Parasite Pursuit: Sand fly coughs up leishmania protozoan’s secrets of proliferation
By Nathan Seppa
Leishmania, a tropical parasite carried by sand flies, spreads prolifically to mammals by forcing the flies to regurgitate as they bite their prey, a new study finds.
While still in the sand fly, the parasite secretes—and then multiplies in—a gel that obstructs the fly’s throat. When the fly bites a person or another mammal to feed on blood, the insect is forced to expel the parasite-laden blob of gel into the victim’s bloodstream, the researchers report in the July 22 Nature. Inside the new host, the gel appears to promote the parasite’s survival.
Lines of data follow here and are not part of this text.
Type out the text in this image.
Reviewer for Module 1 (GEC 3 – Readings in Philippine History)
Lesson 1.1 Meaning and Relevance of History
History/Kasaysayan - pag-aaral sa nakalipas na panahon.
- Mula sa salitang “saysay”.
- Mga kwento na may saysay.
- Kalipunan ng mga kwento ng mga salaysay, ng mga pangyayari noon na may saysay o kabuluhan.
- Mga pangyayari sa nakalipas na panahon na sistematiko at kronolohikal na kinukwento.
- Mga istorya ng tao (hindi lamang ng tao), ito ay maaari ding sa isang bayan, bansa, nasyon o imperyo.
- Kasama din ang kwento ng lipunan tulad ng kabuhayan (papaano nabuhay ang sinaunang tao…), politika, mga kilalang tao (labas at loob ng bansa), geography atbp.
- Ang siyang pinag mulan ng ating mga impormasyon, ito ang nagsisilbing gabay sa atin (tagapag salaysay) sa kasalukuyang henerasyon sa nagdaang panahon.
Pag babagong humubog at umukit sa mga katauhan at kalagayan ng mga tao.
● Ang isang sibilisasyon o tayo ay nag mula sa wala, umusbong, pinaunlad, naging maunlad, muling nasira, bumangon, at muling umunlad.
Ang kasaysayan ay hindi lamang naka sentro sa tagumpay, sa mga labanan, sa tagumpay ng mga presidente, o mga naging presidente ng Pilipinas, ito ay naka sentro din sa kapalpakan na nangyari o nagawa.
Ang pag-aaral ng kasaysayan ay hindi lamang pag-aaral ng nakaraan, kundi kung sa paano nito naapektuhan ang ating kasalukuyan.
A fly remains infected for life. So, by obstructing the sand fly’s digestive tract, the parasite could also be forcing the insect to take more blood meals than normal, prompting more bites and hence greater spread, hypothesizes Matthew E. Rogers, a parasitologist at the University of Liverpool in England.
He and his colleagues studied Leishmania mexicana, a New World species that causes skin lesions and disfigurement if untreated. Other more dangerous species of the leishmania protozoan parasite can cause internal-organ damage and death.
To ascertain the importance of the gel itself, the scientists exposed some mice to leishmania via either the bites of infected sand flies or laboratory injection of a solution containing the parasites but not the gel. Leishmania delivered by a single sand fly bite caused skin lesions much sooner than the injected parasites did. Fly saliva and the gel accompanying the parasite boost the virulence of the ensuing infection, Rogers says.
In a subsequent test, the scientists compared leishmania injected along with the gel against the parasite injected with saliva. They determined that the gel results in a more virulent infection.
Rogers and his coworkers also found that the active ingredient in the gel is a compound called filamentous proteophosphoglycan (fPPG), a protein coated with sugar molecules. Without fPPG, the gel doesn’t boost the virulence of an infection. However, the mechanism by which fPPG helps the parasite thrive in its new host remains under investigation, Rogers says.
The compound might tamper with the immune system of the mammalian host by activating certain chemical signals or shutting down others, says Jesus G. Valenzuela, a biochemist at the National Institute of Allergy and Infectious Diseases (NIAID) in Rockville, Md.
Shaden Kamhawi, a medical entomologist also at NIAID, says the new research “is great, because we really don’t know the intricacies of what’s going on [in leishmania] transmission.”
Such details might provide leads for researchers working to develop a vaccine containing components of saliva and the gel, Rogers says. No anti-leishmania vaccine is currently beyond the experimental stage (SN: 8/11/01, p. 85: Available to subscribers at Insect-saliva vaccine thwarts parasite).
Roughly 12 million people worldwide are infected with leishmania parasites. The lethal species in the Leishmania genus—which can cause fevers, anemia, and organ damage—are most prevalent in India, Sudan, and Brazil.
Drugs for leishmaniasis can be expensive, and some must be regularly injected for weeks or months.